Cisco is continuing to realign its business at a global level, focusing on growth areas such as security and collaboration to offset declines in network hardware.
As outlined during the tech giant’s third quarter earnings, which beat analyst expectations, the vendor is working to move away from the sluggish equipment industry, into the fast-growing services market as businesses move workloads and operations to the Cloud.
During the third quarter, Cisco reported earnings of 57 cents a share on $US12 billion in sales, “executing well despite the challenging environment”.
“I’m pleased with our performance today as well as the progress we're making in transitioning our business to a more software and subscription focus, which we'll continue to apply across our entire portfolio,” Cisco CEO, Chuck Robbins, said.
Organically, Cisco’s revenue declined 1.1 percent year-to-year, primarily driven by lower demand for its core networking solutions and excluding its divested CPE business, revenue grew three percent year-to-year.
“Cisco recognises demand for network hardware will fall over the next several years as its customers shift investment to software-mediated solutions,” Technology Business Research Analyst, Patrick Filkins, said.
“Combined, NGN Routing and Switching as a percentage of revenue declined 130 basis points year-to-year to 44.5 percent as sales increased in Cisco’s growth segments (Security, Collaboration, Wireless, Service Provider Video and Data Center), in 1Q16.”
In its growth segments, Filkins said Cisco is committed to driving recurring revenue from sales of software and services.
“Software sales are structured according to the Cisco ONE delivery model where it provides customers with a range of licensing options to ensure hardware investment is complemented by automatic software updates,” Filkins explained.

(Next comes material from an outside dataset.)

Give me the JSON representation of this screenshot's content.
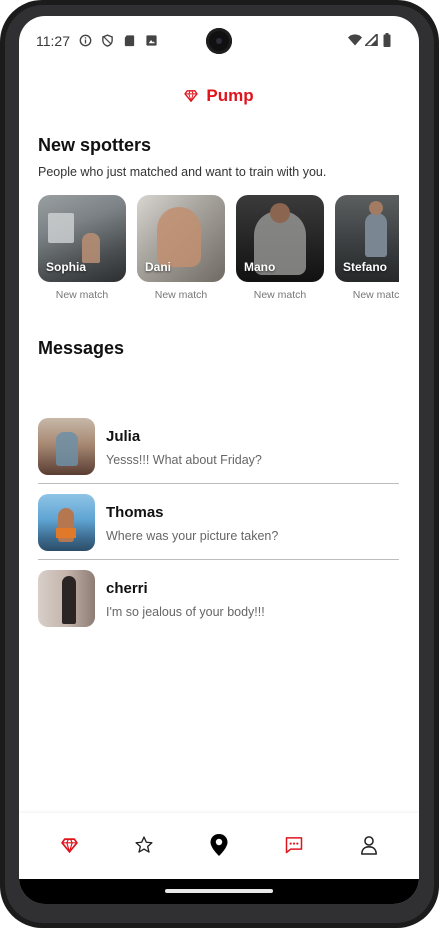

Consequently, Filkins believes Cisco’s strategy will enable it to drive higher software sales, which deliver strong margins, partially offsetting the negative effects of hardware commoditisation on its core businesses.
Going forward, Filkins said Cisco is building on its networking heritage by realigning its engineering teams to drive Cloud innovation.
“Cisco’s latest round of restructuring demonstrates its ICT transformation while maintaining its core networking roots,” he said.
In March 2016, Robbins announced substantial changes to the company’s engineering organisation, which will now align under four segments: Networking, Market Segments and Solutions (NMS); Security; Internet of Things and Applications; and a new Cloud Services and Platforms group.
Under the NMS group, Yvette Kanouff will lead Cisco’s Service Provider business, supplanting Kelly Ahuja, an 18-year Cisco veteran.
Kanouff served as SVP and GM of Cisco’s Cloud Solutions group, indicating Cisco’s desire to rapidly shift to a Cloud-first focus in the telecom market.
“This restructuring is necessary as Cisco’s customers transform and adopt Cloud, SDN and IoT infrastructure,” Filkins said.
“However, like many of its peers, Cisco will be challenged by the business and financial model shifts associated with Cloud services.